Allan esperou Johnny sair e questionou:

- Sei que Johnny é dono da empresa onde você trabalha, mas preciso saber se você acha que ele ou alguém da família dele pode estar envolvido nisso. Pode falar sem medo.

A moça observou o policial por uns instantes e então respondeu:

- Sabe, há uns seis meses atrás a equipe do RH da Dollar S.I. fez um projeto bem legal chamado "As pessoas que amamos". Cada colaborador levou uma foto de alguém que amava, e foi montado um grande mural, que ficava na recepção da empresa. Alguns levaram foto da família, outros do cachorro, outros dos namorados... enfim. Eu levei uma foto minha e da minha namorada, Maria. Era uma foto simples, mas romântica, de nós dando um selinho em uma rua de Paris. Um dia eu estava passando pelo corredor e parei para ver o mural. Entre tantas fotos, achei a minha. Um minuto depois alguém parou ao meu lado; era o Johnny, mas na época eu não sabia que ele era o filho do fundador da empresa. Ele começou a olhar todas as fotos, até que parou e ficou olhando fixamente para a minha, por coincidência. Na foto eu estava de gorro e com os cabelos de outra cor, acho que por isso que ele não reconheceu que era eu a garota em Paris. Ele então começou a bater com o dedo indicador na foto e falou "tá aí uma coisa que não deveria acontecer". Fiquei nervosa, já esperando ele fazer um comentário machista ou preconceituoso.

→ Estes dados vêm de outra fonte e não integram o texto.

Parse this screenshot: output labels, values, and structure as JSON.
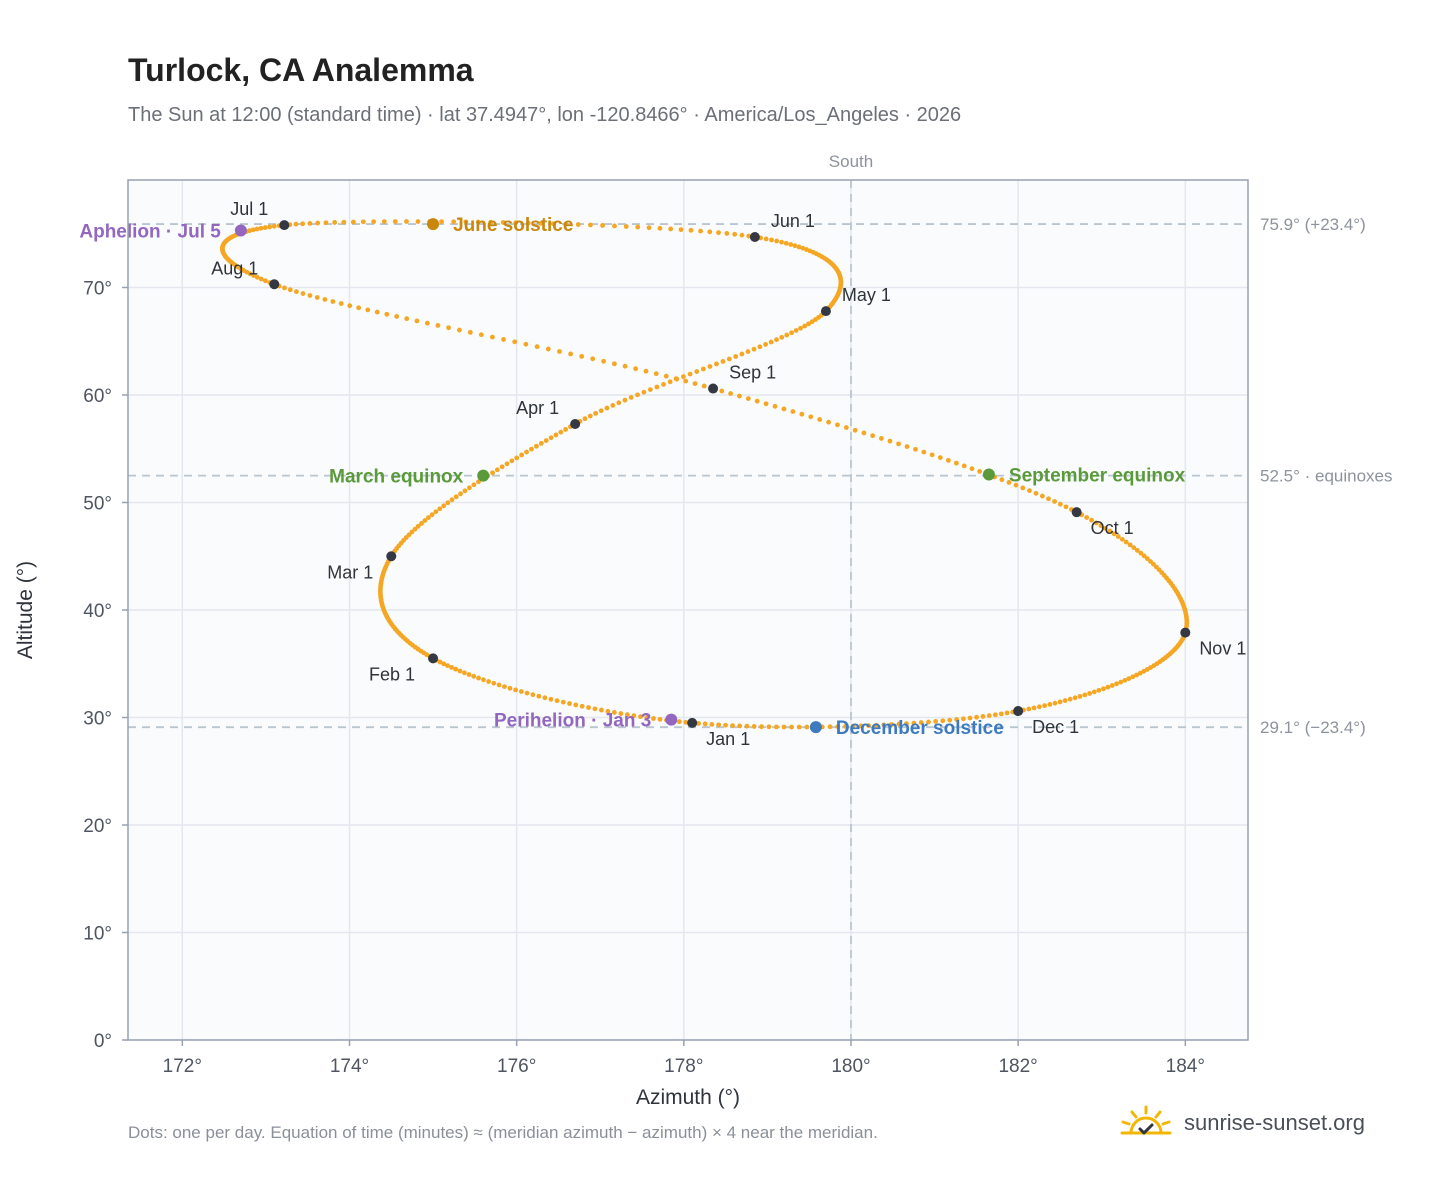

Os olhos de Valentina voltaram a encher de lágrimas.

- Eu sabia que aquilo poderia no futuro custar meu empreso, mas eu não podia deixar quieto. Então perguntei a ele: "E o senhor pode me explicar o que tem de tão errado nessa foto? " Ele então disse "olha aqui" e voltou a colocar o dedo na foto. Ele estava mostrando, no canto da foto, a imagem de uma mulher erguendo um cachorro pela coleira. Confesso que eu nunca havia reparado. Então ele prosseguiu: "se as pessoas tratassem os animais com o mesmo carinho que eles as tratam, teríamos um mundo mais pacífico".

Allan se recostou na cadeira, surpreendido com a história.

- Para ele o fato de eu estar beijando outra mulher era tão normal, a ponto de ele reparar em um detalhe da foto que nem eu havia reparado. Sem falar no comentário sobre os animais. Do fundo do coração investigador, eu não acredito que ele tenha algo a ver com isso. Pelo contrário, eu acho que ele realmente quer ajudar.

O investigador se levantou.

- Está bem. Vamos dar um voto de confiança a ele. Mas se lembrar de alguma coisa, sobre qualquer um, me avise, combinado?

- Combinado.

Allan já estava passando pela porta, quando Valentina o chamou:

- Allan!

- Pois não?

- Lembrei de uma coisa, acho que não é relevante, mas...

- Tudo é relevante, Valentina.

- O sapato do criminoso tinha solado vermelho. Vermelho cor de sangue.